The combination of SAR and ISR allows a comprehensive protection against biotrophic and necrotrophic pathogensas well as an improved response to herbivorous insects. Furthermore, by systemically activating defense mechanisms, the plants are "prepared" for future infections, with a reduced impact from each new attack.
What's interesting about this product line is that They fit very well into integrated management programs and sustainable agricultureThey allow for a reduction in the doses of conventional pesticides, improve stress tolerance, and increase the quality and post-harvest life of products, while maintaining high levels of bioactive compounds beneficial to human health.
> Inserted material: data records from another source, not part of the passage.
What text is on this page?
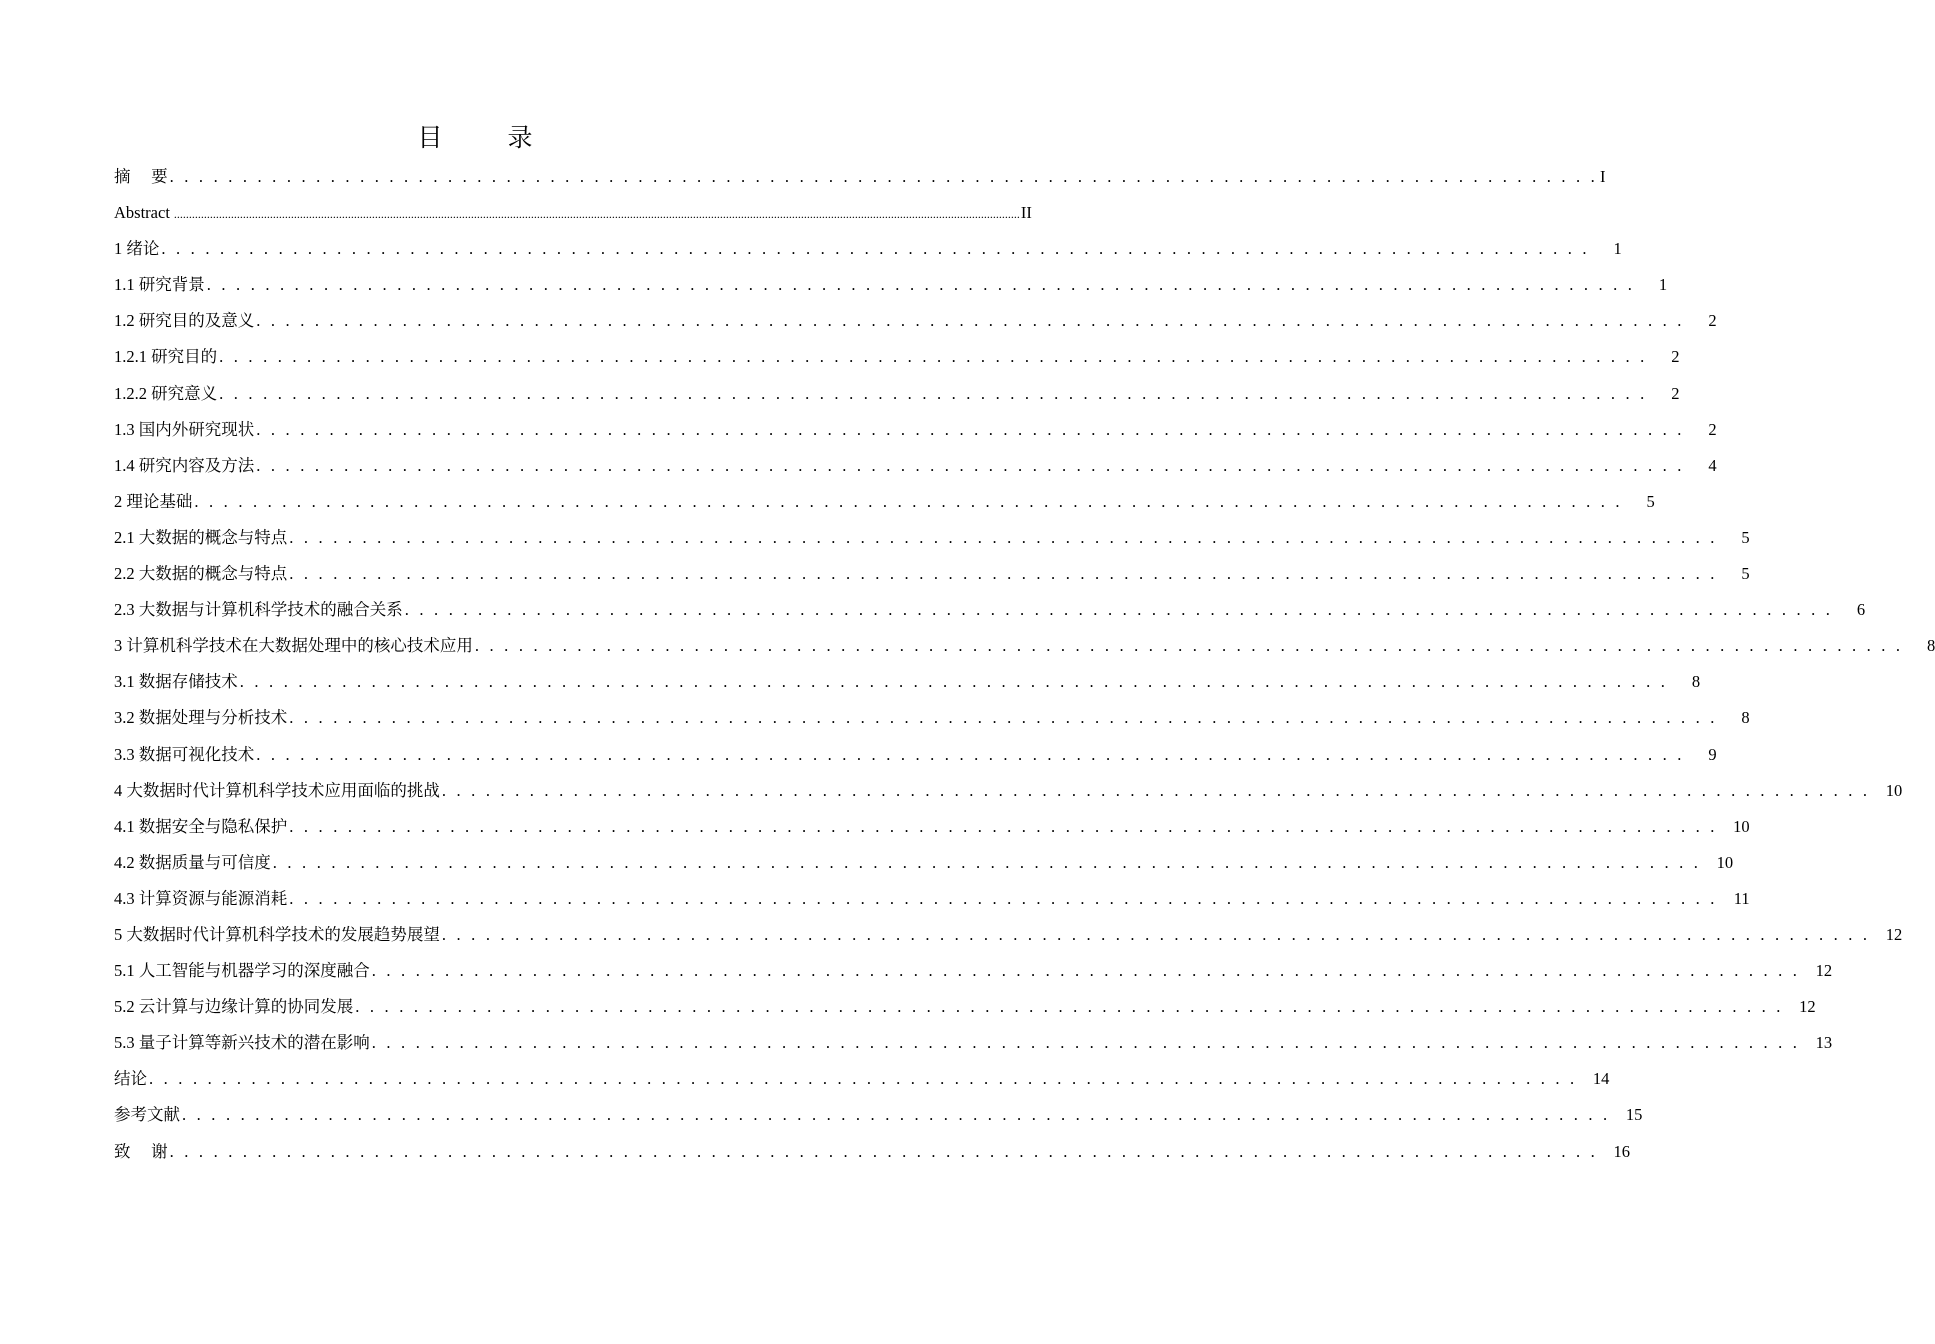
目　录
摘　 要 . . . . . . . . . . . . . . . . . . . . . . . . . . . . . . . . . . . . . . . . . . . . . . . . . . . . . . . . . . . . . . . . . . . . . . . . . . . . . . . . . . . . . . . . . . . . . . . . . . I
Abstract .......................................................................................................................................................................................................................................................................................... II
1 绪论 . . . . . . . . . . . . . . . . . . . . . . . . . . . . . . . . . . . . . . . . . . . . . . . . . . . . . . . . . . . . . . . . . . . . . . . . . . . . . . . . . . . . . . . . . . . . . . . . . .	1
1.1 研究背景 . . . . . . . . . . . . . . . . . . . . . . . . . . . . . . . . . . . . . . . . . . . . . . . . . . . . . . . . . . . . . . . . . . . . . . . . . . . . . . . . . . . . . . . . . . . . . . . . . .	1
1.2 研究目的及意义 . . . . . . . . . . . . . . . . . . . . . . . . . . . . . . . . . . . . . . . . . . . . . . . . . . . . . . . . . . . . . . . . . . . . . . . . . . . . . . . . . . . . . . . . . . . . . . . . . .	2
1.2.1 研究目的 . . . . . . . . . . . . . . . . . . . . . . . . . . . . . . . . . . . . . . . . . . . . . . . . . . . . . . . . . . . . . . . . . . . . . . . . . . . . . . . . . . . . . . . . . . . . . . . . . .	2
1.2.2 研究意义 . . . . . . . . . . . . . . . . . . . . . . . . . . . . . . . . . . . . . . . . . . . . . . . . . . . . . . . . . . . . . . . . . . . . . . . . . . . . . . . . . . . . . . . . . . . . . . . . . .	2
1.3 国内外研究现状 . . . . . . . . . . . . . . . . . . . . . . . . . . . . . . . . . . . . . . . . . . . . . . . . . . . . . . . . . . . . . . . . . . . . . . . . . . . . . . . . . . . . . . . . . . . . . . . . . .	2
1.4 研究内容及方法 . . . . . . . . . . . . . . . . . . . . . . . . . . . . . . . . . . . . . . . . . . . . . . . . . . . . . . . . . . . . . . . . . . . . . . . . . . . . . . . . . . . . . . . . . . . . . . . . . .	4
2 理论基础 . . . . . . . . . . . . . . . . . . . . . . . . . . . . . . . . . . . . . . . . . . . . . . . . . . . . . . . . . . . . . . . . . . . . . . . . . . . . . . . . . . . . . . . . . . . . . . . . . .	5
2.1 大数据的概念与特点 . . . . . . . . . . . . . . . . . . . . . . . . . . . . . . . . . . . . . . . . . . . . . . . . . . . . . . . . . . . . . . . . . . . . . . . . . . . . . . . . . . . . . . . . . . . . . . . . . .	5
2.2 大数据的概念与特点 . . . . . . . . . . . . . . . . . . . . . . . . . . . . . . . . . . . . . . . . . . . . . . . . . . . . . . . . . . . . . . . . . . . . . . . . . . . . . . . . . . . . . . . . . . . . . . . . . .	5
2.3 大数据与计算机科学技术的融合关系 . . . . . . . . . . . . . . . . . . . . . . . . . . . . . . . . . . . . . . . . . . . . . . . . . . . . . . . . . . . . . . . . . . . . . . . . . . . . . . . . . . . . . . . . . . . . . . . . . .	6
3 计算机科学技术在大数据处理中的核心技术应用 . . . . . . . . . . . . . . . . . . . . . . . . . . . . . . . . . . . . . . . . . . . . . . . . . . . . . . . . . . . . . . . . . . . . . . . . . . . . . . . . . . . . . . . . . . . . . . . . . .	8
3.1 数据存储技术 . . . . . . . . . . . . . . . . . . . . . . . . . . . . . . . . . . . . . . . . . . . . . . . . . . . . . . . . . . . . . . . . . . . . . . . . . . . . . . . . . . . . . . . . . . . . . . . . . .	8
3.2 数据处理与分析技术 . . . . . . . . . . . . . . . . . . . . . . . . . . . . . . . . . . . . . . . . . . . . . . . . . . . . . . . . . . . . . . . . . . . . . . . . . . . . . . . . . . . . . . . . . . . . . . . . . .	8
3.3 数据可视化技术 . . . . . . . . . . . . . . . . . . . . . . . . . . . . . . . . . . . . . . . . . . . . . . . . . . . . . . . . . . . . . . . . . . . . . . . . . . . . . . . . . . . . . . . . . . . . . . . . . .	9
4 大数据时代计算机科学技术应用面临的挑战 . . . . . . . . . . . . . . . . . . . . . . . . . . . . . . . . . . . . . . . . . . . . . . . . . . . . . . . . . . . . . . . . . . . . . . . . . . . . . . . . . . . . . . . . . . . . . . . . . . 10
4.1 数据安全与隐私保护 . . . . . . . . . . . . . . . . . . . . . . . . . . . . . . . . . . . . . . . . . . . . . . . . . . . . . . . . . . . . . . . . . . . . . . . . . . . . . . . . . . . . . . . . . . . . . . . . . . 10
4.2 数据质量与可信度 . . . . . . . . . . . . . . . . . . . . . . . . . . . . . . . . . . . . . . . . . . . . . . . . . . . . . . . . . . . . . . . . . . . . . . . . . . . . . . . . . . . . . . . . . . . . . . . . . . 10
4.3 计算资源与能源消耗 . . . . . . . . . . . . . . . . . . . . . . . . . . . . . . . . . . . . . . . . . . . . . . . . . . . . . . . . . . . . . . . . . . . . . . . . . . . . . . . . . . . . . . . . . . . . . . . . . . 11
5 大数据时代计算机科学技术的发展趋势展望 . . . . . . . . . . . . . . . . . . . . . . . . . . . . . . . . . . . . . . . . . . . . . . . . . . . . . . . . . . . . . . . . . . . . . . . . . . . . . . . . . . . . . . . . . . . . . . . . . . 12
5.1 人工智能与机器学习的深度融合 . . . . . . . . . . . . . . . . . . . . . . . . . . . . . . . . . . . . . . . . . . . . . . . . . . . . . . . . . . . . . . . . . . . . . . . . . . . . . . . . . . . . . . . . . . . . . . . . . . 12
5.2 云计算与边缘计算的协同发展 . . . . . . . . . . . . . . . . . . . . . . . . . . . . . . . . . . . . . . . . . . . . . . . . . . . . . . . . . . . . . . . . . . . . . . . . . . . . . . . . . . . . . . . . . . . . . . . . . . 12
5.3 量子计算等新兴技术的潜在影响 . . . . . . . . . . . . . . . . . . . . . . . . . . . . . . . . . . . . . . . . . . . . . . . . . . . . . . . . . . . . . . . . . . . . . . . . . . . . . . . . . . . . . . . . . . . . . . . . . . 13
结论 . . . . . . . . . . . . . . . . . . . . . . . . . . . . . . . . . . . . . . . . . . . . . . . . . . . . . . . . . . . . . . . . . . . . . . . . . . . . . . . . . . . . . . . . . . . . . . . . . . 14
参考文献 . . . . . . . . . . . . . . . . . . . . . . . . . . . . . . . . . . . . . . . . . . . . . . . . . . . . . . . . . . . . . . . . . . . . . . . . . . . . . . . . . . . . . . . . . . . . . . . . . . 15
致　 谢 . . . . . . . . . . . . . . . . . . . . . . . . . . . . . . . . . . . . . . . . . . . . . . . . . . . . . . . . . . . . . . . . . . . . . . . . . . . . . . . . . . . . . . . . . . . . . . . . . . 16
The development of these formulations is supported by a large volume of research, reflected in Articles and scientific reviews on the role of elicitors in crop protectionfrom both a physiological and molecular perspective. Studies in high-impact journals have delved into its effects on gene expression, fruit metabolomics, and plant-microorganism interactions, as well as its potential for more sustainable crop protection.
All this evidence indicates that natural elicitors—whether botanical extracts, polysaccharides, plant hormones, beneficial microorganisms, gases, or inorganic compounds—offer a A solid way to strengthen the immune system of plants and improve quality, yield and preservationIts correct use, with technical advice, dose adjustment, respect for environmental conditions and compatibility with other management practices, allows for a reduction in the use of synthetic chemicals and progress towards a more resilient, profitable and environmentally friendly agriculture.